Taking our own tour of the campus...back to our car. There are a few fabulous restaurants here - one is Captain Hook's.
Celebrating my birthday with good friends! The food was delicious (seafood!), the decorations were awesome (which is unique because Ghanaians typically do not put up trees or have Santa visit), and the company was the best. This will be one of my favorite memories. We got some gifts for the families of Ben Gibbah and Fred Dei-Oppong. Santa hats werre part of the gift-giving.
David and Ben in their Santa hats -- Ben wore it all day, Best Sport Award.
Finally, we are starting to gear up for the end. As we were driving today, we realize how Ghana has grown on us, little scary how normal things like this are starting to look.


  1. The Momma is blogging again!! We really have been slammed for the fall months trying to get all the checks out as school begins again. Deadlines seem to be an after thought, so everyone wants their check yesterday! (Please, Eldah, I am begging you). It does not matter that they just turned in their last document today, after being due 5 weeks ago. When we get a "nugget", who is on top of things, we rejoice and bask in the joy of seeing potential leadership. We truly love them all, just some a bit more than others.

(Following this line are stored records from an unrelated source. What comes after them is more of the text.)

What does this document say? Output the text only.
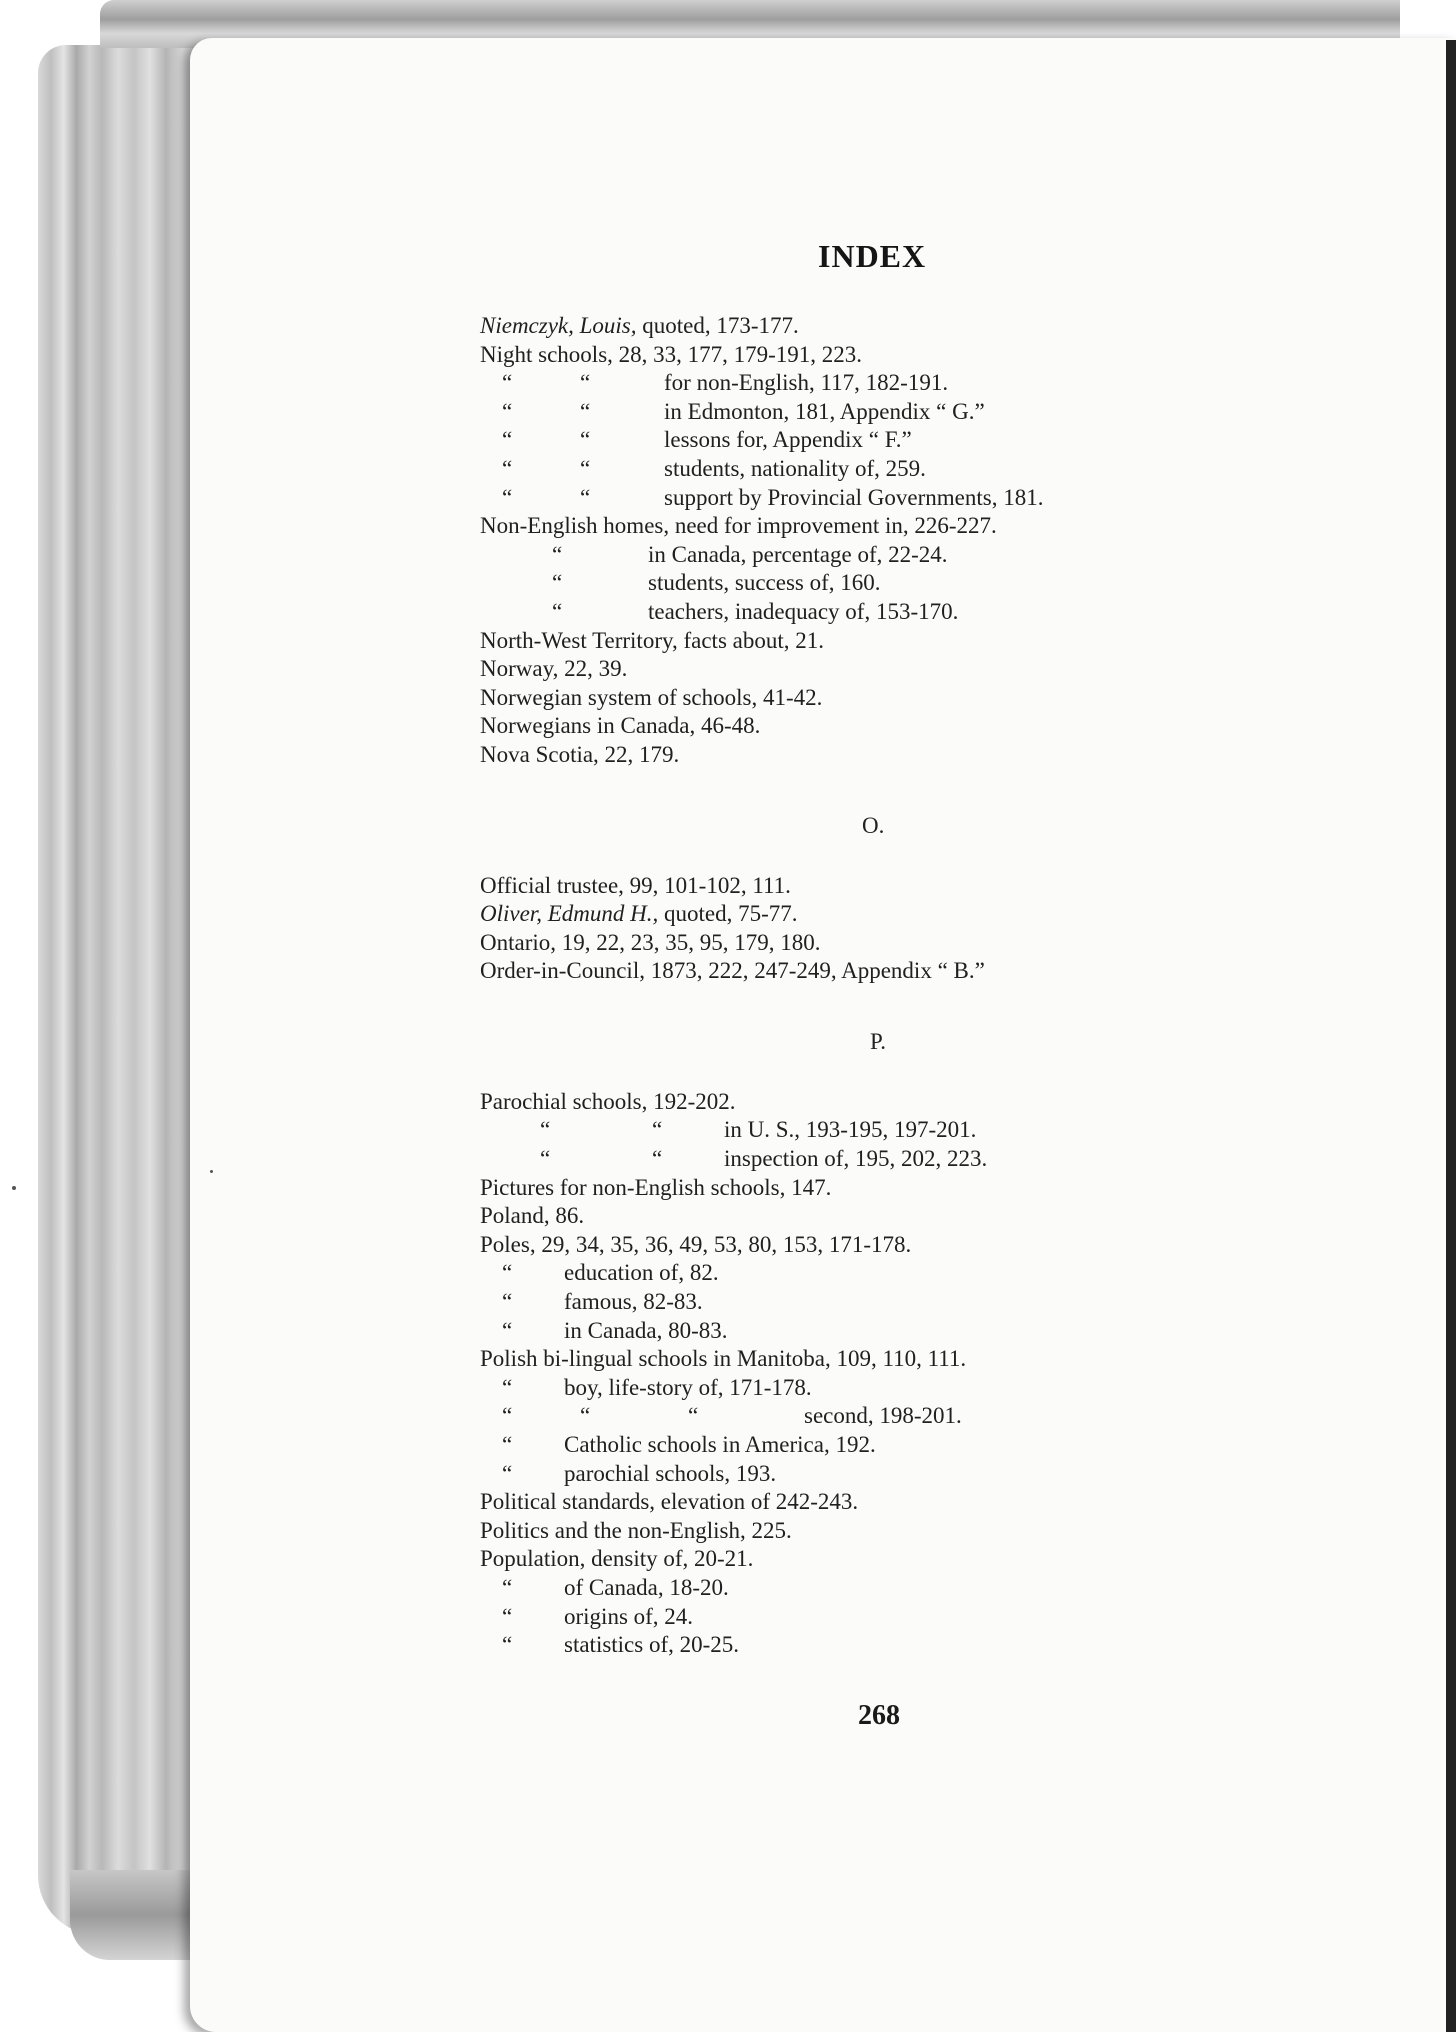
INDEX
Niemczyk, Louis, quoted, 173-177.
Night schools, 28, 33, 177, 179-191, 223.
“	“	for non-English, 117, 182-191.
“	“	in Edmonton, 181, Appendix “ G.”
“	“	lessons for, Appendix “ F.”
“	“	students, nationality of, 259.
“	“	support by Provincial Governments, 181.
Non-English homes, need for improvement in, 226-227.
“	in Canada, percentage of, 22-24.
“	students, success of, 160.
“	teachers, inadequacy of, 153-170.
North-West Territory, facts about, 21.
Norway, 22, 39.
Norwegian system of schools, 41-42.
Norwegians in Canada, 46-48.
Nova Scotia, 22, 179.
O.
Official trustee, 99, 101-102, 111.
Oliver, Edmund H., quoted, 75-77.
Ontario, 19, 22, 23, 35, 95, 179, 180.
Order-in-Council, 1873, 222, 247-249, Appendix “ B.”
P.
Parochial schools, 192-202.
“	“	in U. S., 193-195, 197-201.
“	“	inspection of, 195, 202, 223.
Pictures for non-English schools, 147.
Poland, 86.
Poles, 29, 34, 35, 36, 49, 53, 80, 153, 171-178.
“ education of, 82.
“ famous, 82-83.
“ in Canada, 80-83.
Polish bi-lingual schools in Manitoba, 109, 110, 111.
“ boy, life-story of, 171-178.
“	“	“	second, 198-201.
“ Catholic schools in America, 192.
“ parochial schools, 193.
Political standards, elevation of 242-243.
Politics and the non-English, 225.
Population, density of, 20-21.
“ of Canada, 18-20.
“ origins of, 24.
“ statistics of, 20-25.
268
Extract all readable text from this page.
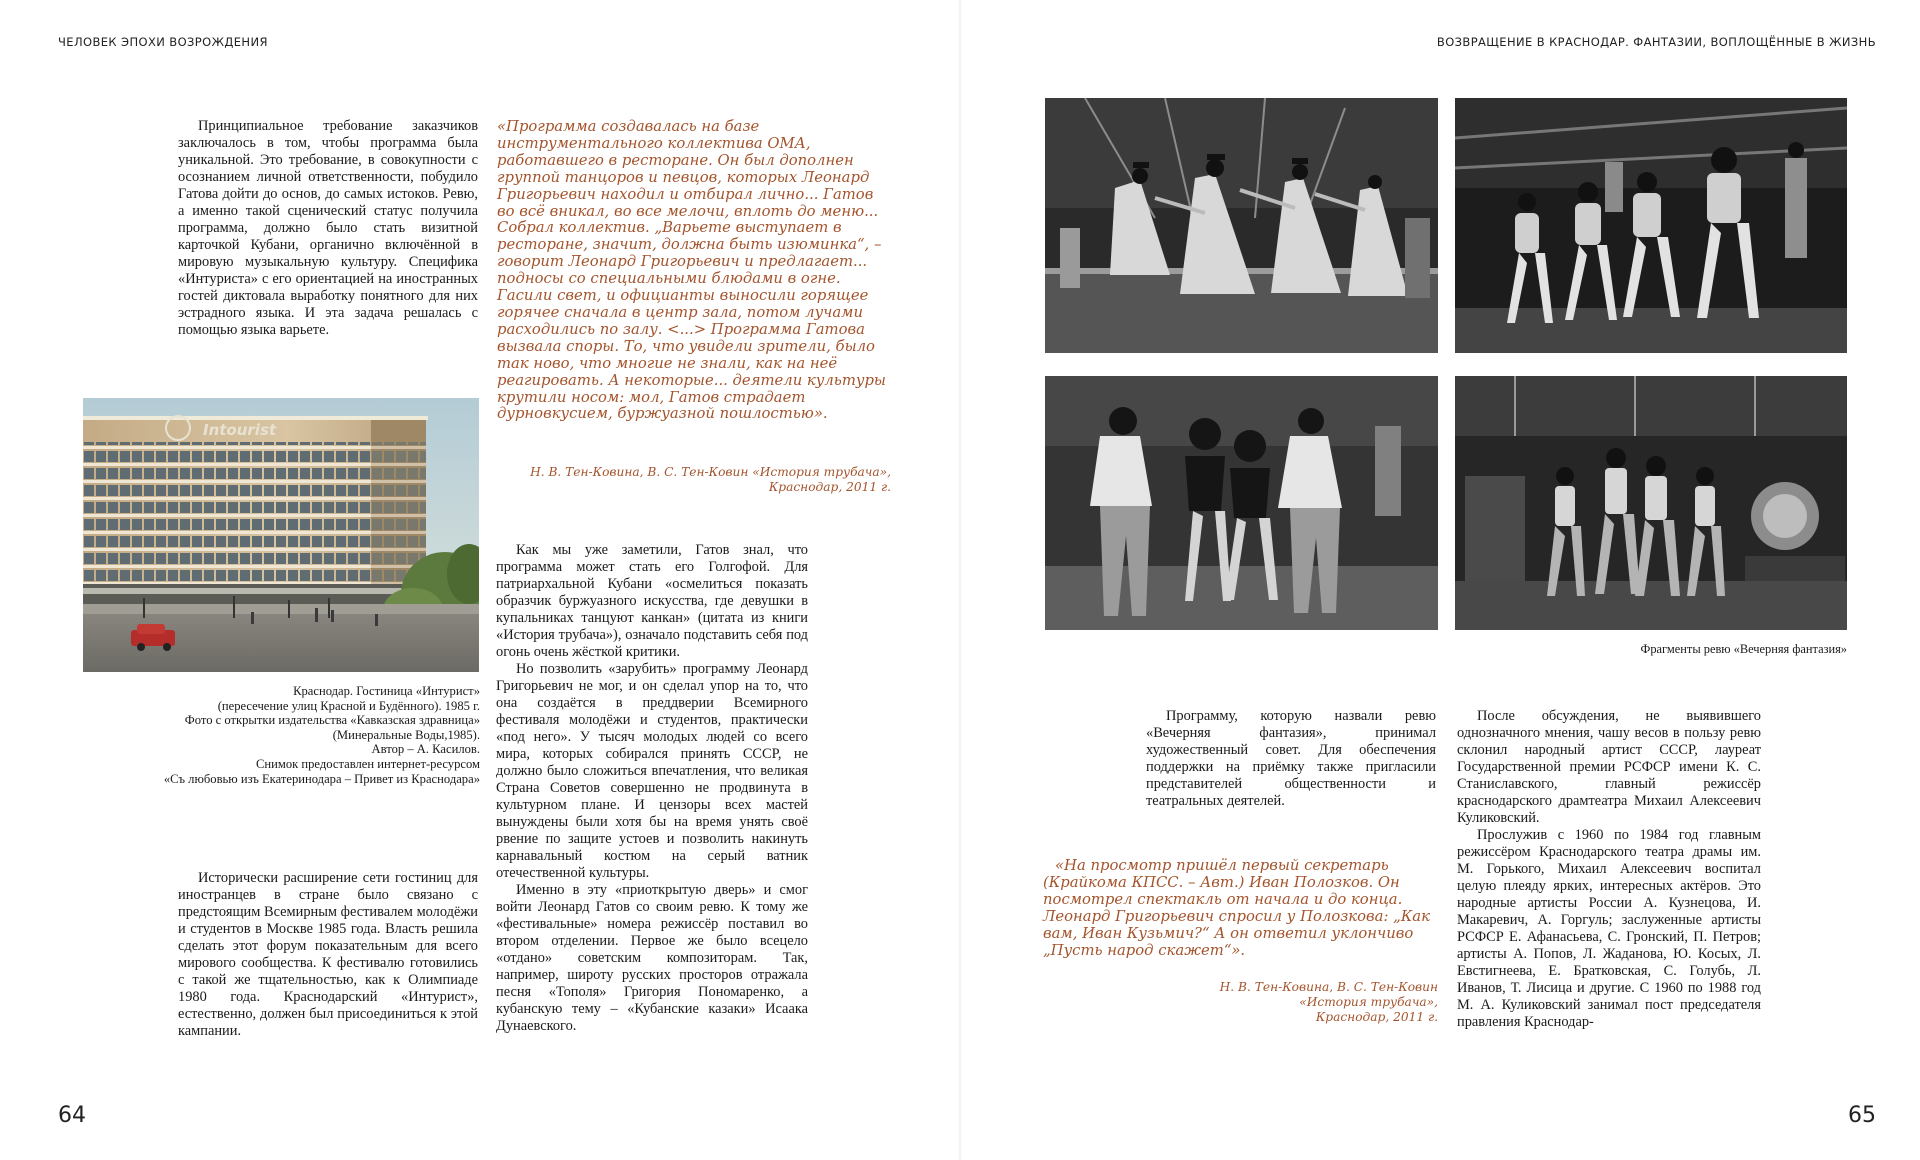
ЧЕЛОВЕК ЭПОХИ ВОЗРОЖДЕНИЯ

Принципиальное требование заказчиков заключалось в том, чтобы программа была уникальной. Это требование, в совокупности с осознанием личной ответственности, побудило Гатова дойти до основ, до самых истоков. Ревю, а именно такой сценический статус получила программа, должно было стать визитной карточкой Кубани, органично включённой в мировую музыкальную культуру. Специфика «Интуриста» с его ориентацией на иностранных гостей диктовала выработку понятного для них эстрадного языка. И эта задача решалась с помощью языка варьете.

Intourist
Краснодар. Гостиница «Интурист»
(пересечение улиц Красной и Будённого). 1985 г.
Фото с открытки издательства «Кавказская здравница»
(Минеральные Воды,1985).
Автор – А. Касилов.
Снимок предоставлен интернет-ресурсом
«Съ любовью изъ Екатеринодара – Привет из Краснодара»

Исторически расширение сети гостиниц для иностранцев в стране было связано с предстоящим Всемирным фестивалем молодёжи и студентов в Москве 1985 года. Власть решила сделать этот форум показательным для всего мирового сообщества. К фестивалю готовились с такой же тщательностью, как к Олимпиаде 1980 года. Краснодарский «Интурист», естественно, должен был присоединиться к этой кампании.

«Программа создавалась на базе инструментального коллектива ОМА, работавшего в ресторане. Он был дополнен группой танцоров и певцов, которых Леонард Григорьевич находил и отбирал лично... Гатов во всё вникал, во все мелочи, вплоть до меню... Собрал коллектив. „Варьете выступает в ресторане, значит, должна быть изюминка“, – говорит Леонард Григорьевич и предлагает... подносы со специальными блюдами в огне. Гасили свет, и официанты выносили горящее горячее сначала в центр зала, потом лучами расходились по залу. <...> Программа Гатова вызвала споры. То, что увидели зрители, было так ново, что многие не знали, как на неё реагировать. А некоторые... деятели культуры крутили носом: мол, Гатов страдает дурновкусием, буржуазной пошлостью».
Н. В. Тен-Ковина, В. С. Тен-Ковин «История трубача»,
Краснодар, 2011 г.

Как мы уже заметили, Гатов знал, что программа может стать его Голгофой. Для патриархальной Кубани «осмелиться показать образчик буржуазного искусства, где девушки в купальниках танцуют канкан» (цитата из книги «История трубача»), означало подставить себя под огонь очень жёсткой критики.

Но позволить «зарубить» программу Леонард Григорьевич не мог, и он сделал упор на то, что она создаётся в преддверии Всемирного фестиваля молодёжи и студентов, практически «под него». У тысяч молодых людей со всего мира, которых собирался принять СССР, не должно было сложиться впечатления, что великая Страна Советов совершенно не продвинута в культурном плане. И цензоры всех мастей вынуждены были хотя бы на время унять своё рвение по защите устоев и позволить накинуть карнавальный костюм на серый ватник отечественной культуры.

Именно в эту «приоткрытую дверь» и смог войти Леонард Гатов со своим ревю. К тому же «фестивальные» номера режиссёр поставил во втором отделении. Первое же было всецело «отдано» советским композиторам. Так, например, широту русских просторов отражала песня «Тополя» Григория Пономаренко, а кубанскую тему – «Кубанские казаки» Исаака Дунаевского.

64
ВОЗВРАЩЕНИЕ В КРАСНОДАР. ФАНТАЗИИ, ВОПЛОЩЁННЫЕ В ЖИЗНЬ
Фрагменты ревю «Вечерняя фантазия»

Программу, которую назвали ревю «Вечерняя фантазия», принимал художественный совет. Для обеспечения поддержки на приёмку также пригласили представителей общественности и театральных деятелей.

«На просмотр пришёл первый секретарь (Крайкома КПСС. – Авт.) Иван Полозков. Он посмотрел спектакль от начала и до конца. Леонард Григорьевич спросил у Полозкова: „Как вам, Иван Кузьмич?“ А он ответил уклончиво „Пусть народ скажет“».
Н. В. Тен-Ковина, В. С. Тен-Ковин
«История трубача»,
Краснодар, 2011 г.

После обсуждения, не выявившего однозначного мнения, чашу весов в пользу ревю склонил народный артист СССР, лауреат Государственной премии РСФСР имени К. С. Станиславского, главный режиссёр краснодарского драмтеатра Михаил Алексеевич Куликовский.

Прослужив с 1960 по 1984 год главным режиссёром Краснодарского театра драмы им. М. Горького, Михаил Алексеевич воспитал целую плеяду ярких, интересных актёров. Это народные артисты России А. Кузнецова, И. Макаревич, А. Горгуль; заслуженные артисты РСФСР Е. Афанасьева, С. Гронский, П. Петров; артисты А. Попов, Л. Жаданова, Ю. Косых, Л. Евстигнеева, Е. Братковская, С. Голубь, Л. Иванов, Т. Лисица и другие. С 1960 по 1988 год М. А. Куликовский занимал пост председателя правления Краснодар-

65
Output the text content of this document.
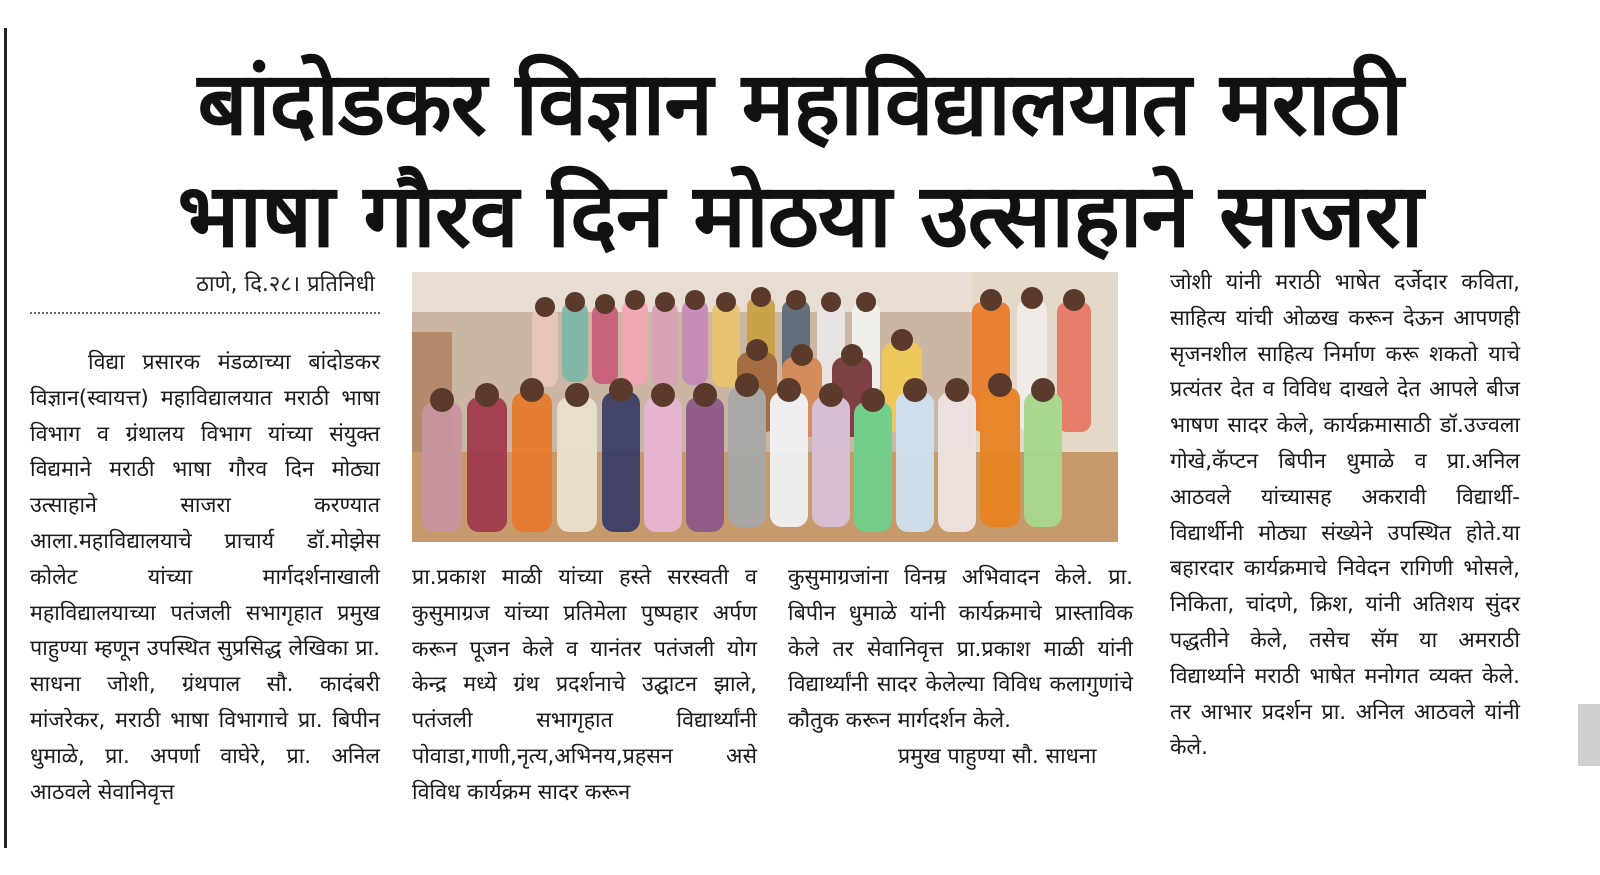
बांदोडकर विज्ञान महाविद्यालयात मराठी
भाषा गौरव दिन मोठया उत्साहाने साजरा
ठाणे, दि.२८। प्रतिनिधी

विद्या प्रसारक मंडळाच्या बांदोडकर विज्ञान(स्वायत्त) महाविद्यालयात मराठी भाषा विभाग व ग्रंथालय विभाग यांच्या संयुक्त विद्यमाने मराठी भाषा गौरव दिन मोठ्या उत्साहाने साजरा करण्यात आला.महाविद्यालयाचे प्राचार्य डॉ.मोझेस कोलेट यांच्या मार्गदर्शनाखाली महाविद्यालयाच्या पतंजली सभागृहात प्रमुख पाहुण्या म्हणून उपस्थित सुप्रसिद्ध लेखिका प्रा. साधना जोशी, ग्रंथपाल सौ. कादंबरी मांजरेकर, मराठी भाषा विभागाचे प्रा. बिपीन धुमाळे, प्रा. अपर्णा वाघेरे, प्रा. अनिल आठवले सेवानिवृत्त

प्रा.प्रकाश माळी यांच्या हस्ते सरस्वती व कुसुमाग्रज यांच्या प्रतिमेला पुष्पहार अर्पण करून पूजन केले व यानंतर पतंजली योग केन्द्र मध्ये ग्रंथ प्रदर्शनाचे उद्घाटन झाले, पतंजली सभागृहात विद्यार्थ्यांनी पोवाडा,गाणी,नृत्य,अभिनय,प्रहसन असे विविध कार्यक्रम सादर करून

कुसुमाग्रजांना विनम्र अभिवादन केले. प्रा. बिपीन धुमाळे यांनी कार्यक्रमाचे प्रास्ताविक केले तर सेवानिवृत्त प्रा.प्रकाश माळी यांनी विद्यार्थ्यांनी सादर केलेल्या विविध कलागुणांचे कौतुक करून मार्गदर्शन केले.

प्रमुख पाहुण्या सौ. साधना

जोशी यांनी मराठी भाषेत दर्जेदार कविता, साहित्य यांची ओळख करून देऊन आपणही सृजनशील साहित्य निर्माण करू शकतो याचे प्रत्यंतर देत व विविध दाखले देत आपले बीज भाषण सादर केले, कार्यक्रमासाठी डॉ.उज्वला गोखे,कॅप्टन बिपीन धुमाळे व प्रा.अनिल आठवले यांच्यासह अकरावी विद्यार्थी-विद्यार्थीनी मोठ्या संख्येने उपस्थित होते.या बहारदार कार्यक्रमाचे निवेदन रागिणी भोसले, निकिता, चांदणे, क्रिश, यांनी अतिशय सुंदर पद्धतीने केले, तसेच सॅम या अमराठी विद्यार्थ्याने मराठी भाषेत मनोगत व्यक्त केले. तर आभार प्रदर्शन प्रा. अनिल आठवले यांनी केले.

    We are grateful to those of you who sent us money to help some specific families--what a joy to give some very humble people (who are void of a sense of entitlement) a Christmas card with cash inside. $100 bucks represents 2 months income for most! Delightful fun and true joy. Thank you.

    We are leaking a little oil as we head for the finish line; I have two broken teeth, a partially torn mcl, and a torn pectoralis. Our area President is going to let us come home a few weeks early to get "Humptey Dumptey" put back together, regroup, and get ready to get back in the Mission Game again! Bottom line is look for us to show up in February instead of end of March!!

  2. I'm thinking that going home to Fallbrook will require another huge adjustment. You two can and will do it though. Love reading your blog and recognizing places from the Haws' blog. It looks like such a fun experience, but I know it's been a sacrifice and a huge learning experience. Even here in upstate NY, we are stranagers in this land in so many ways. We love it though. We have developed a saying, "If you're blessed enough to serve the Lord, you're blessed enough". Bless the two of you!